Había armado la carabina, apuntándola hacia arriba. Resonó un primer disparo y, tras un breve intervalo, otro. El indio había hecho otro tanto, intentando medir más o menos exactamente el tiempo.
Transcurridos unos diez minutos, a través del bosque se elevaron tremendos gritos, acompañados de varias descargas de fusiles.
Parecía que un meteoro hubiese caído en aquella parte de la selva. Y verdaderamente era un meteoro, pues aunque el cielo no se presentaba amenazador, se veían árboles arrancados de golpe, como durante los más terribles ciclones.
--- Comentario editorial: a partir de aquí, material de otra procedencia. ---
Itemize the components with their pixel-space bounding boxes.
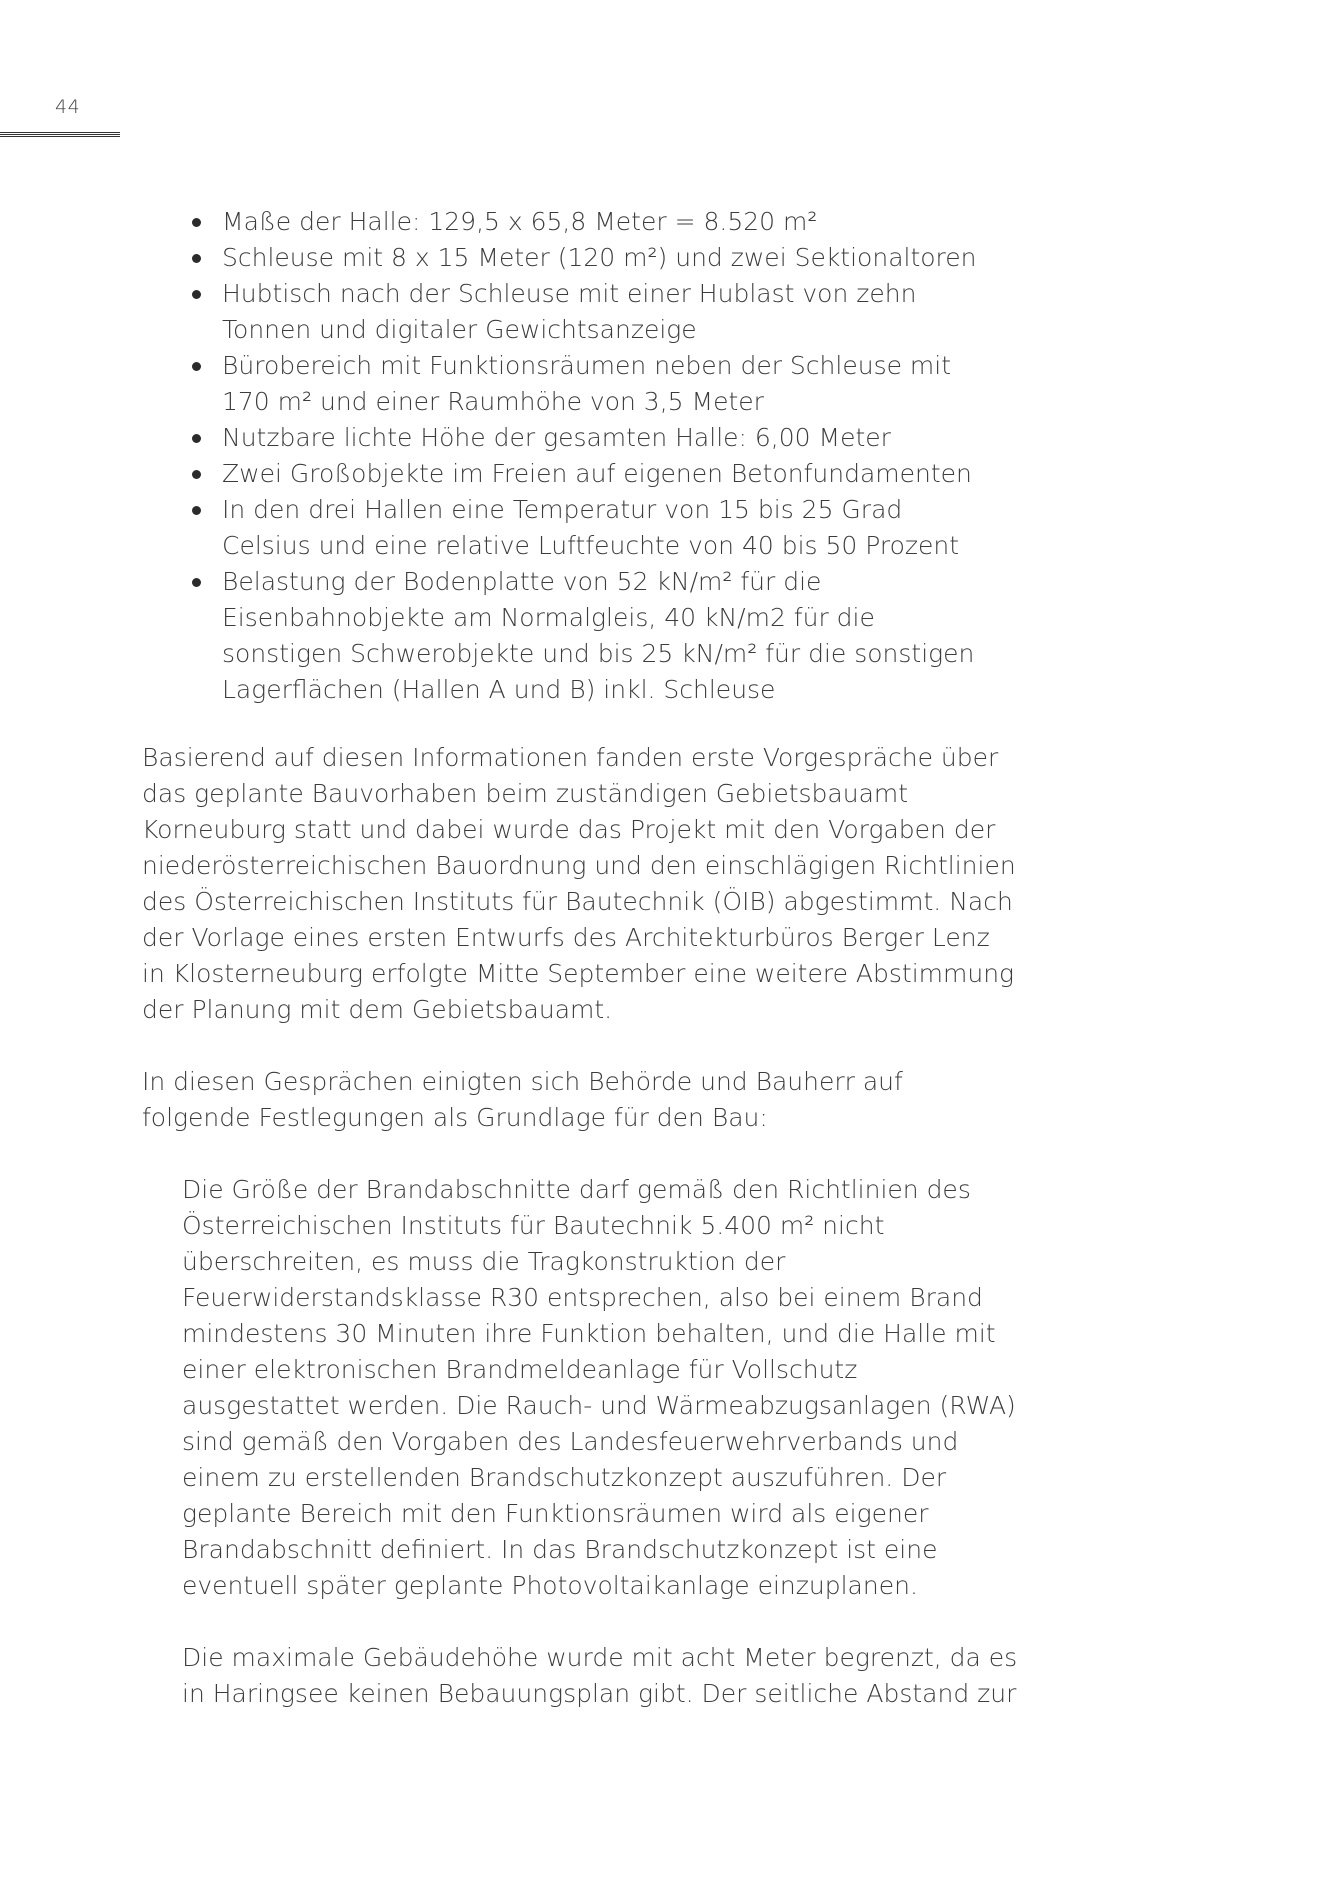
list-item bbox=[222, 204, 982, 240]
bullet-list bbox=[142, 204, 1042, 708]
list-item-text: Belastung der Bodenplatte von 52 kN/m² für die Eisenbahnobjekte am Normalgleis, 40 kN/m2 für die sonstigen Schwerobjekte und bis 25 kN/m² für die sonstigen Lagerflächen (Hallen A und B) inkl. Schleuse bbox=[222, 567, 975, 704]
bullet-dot-icon bbox=[192, 218, 201, 227]
list-item-text: Schleuse mit 8 x 15 Meter (120 m²) und zwei Sektionaltoren bbox=[222, 243, 977, 272]
list-item-text: Bürobereich mit Funktionsräumen neben der Schleuse mit 170 m² und einer Raumhöhe von 3,5 Meter bbox=[222, 351, 952, 416]
bullet-dot-icon bbox=[192, 506, 201, 515]
paragraph-fire-safety: Die Größe der Brandabschnitte darf gemäß den Richtlinien des Österreichischen Instituts für Bautechnik 5.400 m² nicht überschreiten, es muss die Tragkonstruktion der Feuerwiderstandsklasse R30 entsprechen, also bei einem Brand mindestens 30 Minuten ihre Funktion behalten, und die Halle mit einer elektronischen Brandmeldeanlage für Vollschutz ausgestattet werden. Die Rauch- und Wärmeabzugsanlagen (RWA) sind gemäß den Vorgaben des Landesfeuerwehrverbands und einem zu erstellenden Brandschutzkonzept auszuführen. Der geplante Bereich mit den Funktionsräumen wird als eigener Brandabschnitt definiert. In das Brandschutzkonzept ist eine eventuell später geplante Photovoltaikanlage einzuplanen. bbox=[182, 1175, 1016, 1600]
list-item bbox=[222, 564, 982, 708]
list-item-text: Zwei Großobjekte im Freien auf eigenen Betonfundamenten bbox=[222, 459, 972, 488]
list-item bbox=[222, 456, 982, 492]
header-rule bbox=[0, 136, 120, 137]
list-item-text: In den drei Hallen eine Temperatur von 15 bis 25 Grad Celsius und eine relative Luftfeuchte von 40 bis 50 Prozent bbox=[222, 495, 960, 560]
list-item bbox=[222, 492, 982, 564]
list-item bbox=[222, 348, 982, 420]
paragraph-agreement: In diesen Gesprächen einigten sich Behörde und Bauherr auf folgende Festlegungen als Grundlage für den Bau: bbox=[142, 1067, 903, 1132]
document-body bbox=[142, 204, 1042, 1748]
header-rule bbox=[0, 134, 120, 135]
list-item bbox=[222, 276, 982, 348]
list-item bbox=[222, 240, 982, 276]
list-item-text: Maße der Halle: 129,5 x 65,8 Meter = 8.520 m² bbox=[222, 207, 818, 236]
bullet-dot-icon bbox=[192, 290, 201, 299]
list-item-text: Nutzbare lichte Höhe der gesamten Halle: 6,00 Meter bbox=[222, 423, 891, 452]
paragraph-intro: Basierend auf diesen Informationen fanden erste Vorgespräche über das geplante Bauvorhaben beim zuständigen Gebietsbauamt Korneuburg statt und dabei wurde das Projekt mit den Vorgaben der niederösterreichischen Bauordnung und den einschlägigen Richtlinien des Österreichischen Instituts für Bautechnik (ÖIB) abgestimmt. Nach der Vorlage eines ersten Entwurfs des Architekturbüros Berger Lenz in Klosterneuburg erfolgte Mitte September eine weitere Abstimmung der Planung mit dem Gebietsbauamt. bbox=[142, 743, 1016, 1024]
bullet-dot-icon bbox=[192, 578, 201, 587]
list-item-text: Hubtisch nach der Schleuse mit einer Hublast von zehn Tonnen und digitaler Gewichtsanzeige bbox=[222, 279, 917, 344]
bullet-dot-icon bbox=[192, 434, 201, 443]
bullet-dot-icon bbox=[192, 470, 201, 479]
paragraph-building-height: Die maximale Gebäudehöhe wurde mit acht Meter begrenzt, da es in Haringsee keinen Bebauungsplan gibt. Der seitliche Abstand zur bbox=[182, 1643, 1018, 1708]
list-item bbox=[222, 420, 982, 456]
header-rule bbox=[0, 132, 120, 133]
page-number: 44 bbox=[55, 96, 81, 118]
bullet-dot-icon bbox=[192, 254, 201, 263]
bullet-dot-icon bbox=[192, 362, 201, 371]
Lucy, Yáñez y Kammamuri se habían puesto en pie, cargando precipitadamente las armas.
—¡Esto es una carga de elefantes salvajes! —dijo Yáñez, que estaba situado al borde del nido—. Los batidores del sultán deben de haber descubierto una gran manada y ahora van tras ella. No os mováis, señora, porque hay muchas probabilidades de recibir un balazo o un tronco sobre la cabeza si bajamos de este refugio. Nos podemos considerar como en una pequeña fortaleza que ningún elefante será capaz de tomar al asalto.
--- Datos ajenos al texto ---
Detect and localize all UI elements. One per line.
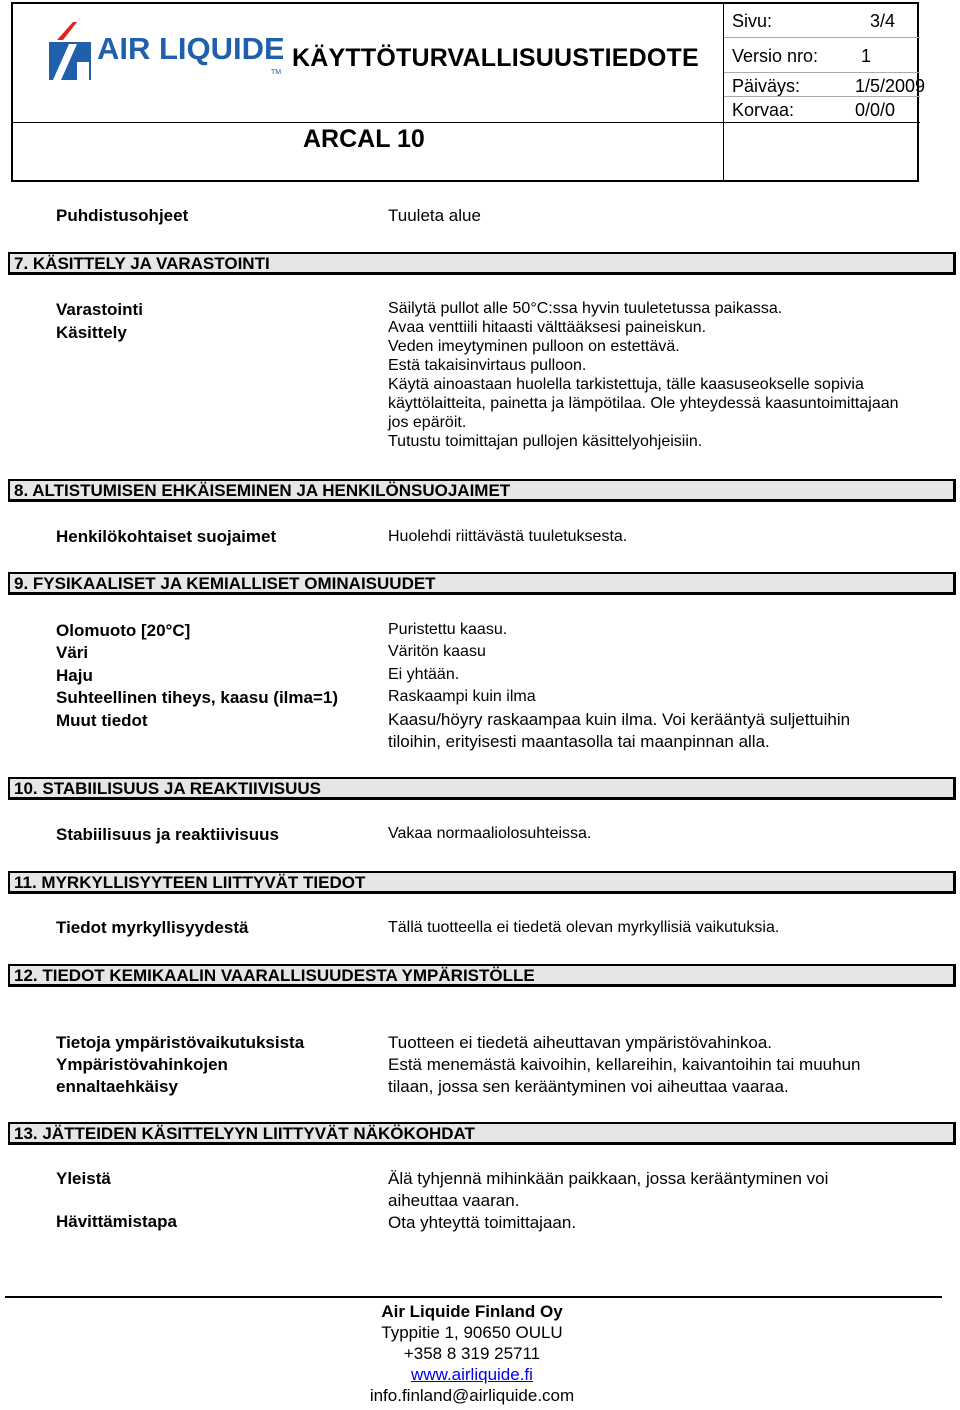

Bajo los árboles tenía lugar una terrible embestida en medio de un ruido ensordecedor. Se oían continuamente voces humanas, barritos de elefante y silbidos de balas a diestro y siniestro. Todo el bosque parecía oscilar bajo una imprevista convulsión. Los árboles, embestidos por aquellas enormes masas lanzadas en una carrera desenfrenada, caían al suelo, arrancados de cuajo, como si una inmensa hoz les hubiera herido en su base.
—¡Qué carga! —dijo Kammamuri—. ¿Estos salvajes se han transformado en un instante en grandes cazadores? ¡Qué arrojo…!
—Protege tu cabeza, amigo —aconsejó Yáñez—. ¿No oyes cómo silban las balas?
—Y también noto los trozos de plomo entre los troncos del nido, señor.
—Afortunadamente, éstos tienen un espesor tal que nos resguardan completamente.
La carga continuaba con la misma fuerza por el bosque. Los bornéanos espantaban a los paquidermos con fuegos artificiales y salvas de fusil, obligándoles a dirigirse hacia donde el jefe de los batidores había preparado la amplia trampa, pues esas cacerías siempre se hacen a lo grande.